Oczywiście dużo mówiło się o wojnie na Ukrainie, która pomimo tego, że nie jest już na pierwszych stronach gazet, nadal istnieje i trwa od 614 dni. Europejskie wsparcie jest kwestionowane przez Roberta Fico, nowo wybranego przewodniczącego rządu Republiki Słowackiej, oraz Viktora Orbána, premiera Węgier.
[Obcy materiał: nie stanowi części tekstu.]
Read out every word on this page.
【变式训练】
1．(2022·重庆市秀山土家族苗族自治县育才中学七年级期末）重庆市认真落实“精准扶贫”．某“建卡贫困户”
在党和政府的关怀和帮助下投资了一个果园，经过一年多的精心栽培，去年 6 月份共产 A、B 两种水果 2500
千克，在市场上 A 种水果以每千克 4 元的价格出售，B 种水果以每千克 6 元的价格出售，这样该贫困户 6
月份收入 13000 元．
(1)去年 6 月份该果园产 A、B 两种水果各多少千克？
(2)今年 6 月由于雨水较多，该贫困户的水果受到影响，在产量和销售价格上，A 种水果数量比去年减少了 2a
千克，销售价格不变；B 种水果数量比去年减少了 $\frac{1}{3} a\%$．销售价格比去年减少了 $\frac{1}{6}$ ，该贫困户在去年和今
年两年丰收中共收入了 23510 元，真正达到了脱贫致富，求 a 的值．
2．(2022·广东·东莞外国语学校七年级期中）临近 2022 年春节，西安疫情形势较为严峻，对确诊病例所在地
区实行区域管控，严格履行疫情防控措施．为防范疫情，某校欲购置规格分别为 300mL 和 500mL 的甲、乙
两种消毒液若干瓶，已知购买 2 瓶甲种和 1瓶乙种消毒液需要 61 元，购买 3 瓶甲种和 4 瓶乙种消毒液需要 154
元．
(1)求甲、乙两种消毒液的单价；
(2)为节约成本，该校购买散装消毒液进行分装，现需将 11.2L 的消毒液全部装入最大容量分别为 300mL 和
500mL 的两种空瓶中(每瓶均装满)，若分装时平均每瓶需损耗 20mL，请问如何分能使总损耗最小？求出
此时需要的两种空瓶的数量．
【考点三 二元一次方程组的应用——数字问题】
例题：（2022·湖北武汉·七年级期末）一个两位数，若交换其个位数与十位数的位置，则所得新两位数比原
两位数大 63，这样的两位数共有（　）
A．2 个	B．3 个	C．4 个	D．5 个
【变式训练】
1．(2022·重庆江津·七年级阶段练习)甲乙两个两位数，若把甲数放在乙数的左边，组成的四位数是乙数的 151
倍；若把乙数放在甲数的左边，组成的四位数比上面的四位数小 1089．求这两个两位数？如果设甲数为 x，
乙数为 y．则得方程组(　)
Obaj nie popierają wysyłania większej ilości pieniędzy na Ukrainę. Plan zaproponowany przez Komisję Europejską obejmuje plan pomocy w wysokości 50 mld EUR: 33 mld EUR w pożyczkach i 17 mld EUR w dotacjach. Logika ta została odrzucona przez włoski rząd, który opowiada się za pomocą dla Kijowa, ale podkreśla potrzebę znalezienia jednolitego porozumienia, które obejmowałoby również porozumienie w sprawie funduszy imigracyjnych. Porozumienie, które musi zostać osiągnięte tak szybko, jak to możliwe, w przeciwnym razie Ukraina znajdzie się bez pomocy od 1 stycznia.
Temat migrantów był również centralny. Włoska wizja, popierana również przez Komisję Europejską, w obliczu wojny na Bliskim Wschodzie wydaje się być teraz podzielana. Wśród propozycji znalazły się: ocena przedłużenia misji morskiej Irini, zwiększenie skuteczności repatriacji i zwiększenie funduszy przeznaczonych na dokumentację migracyjną. Aby to wszystko osiągnąć, niezbędna jest współpraca z krajami Afryki Północnej, przede wszystkim z Egiptem.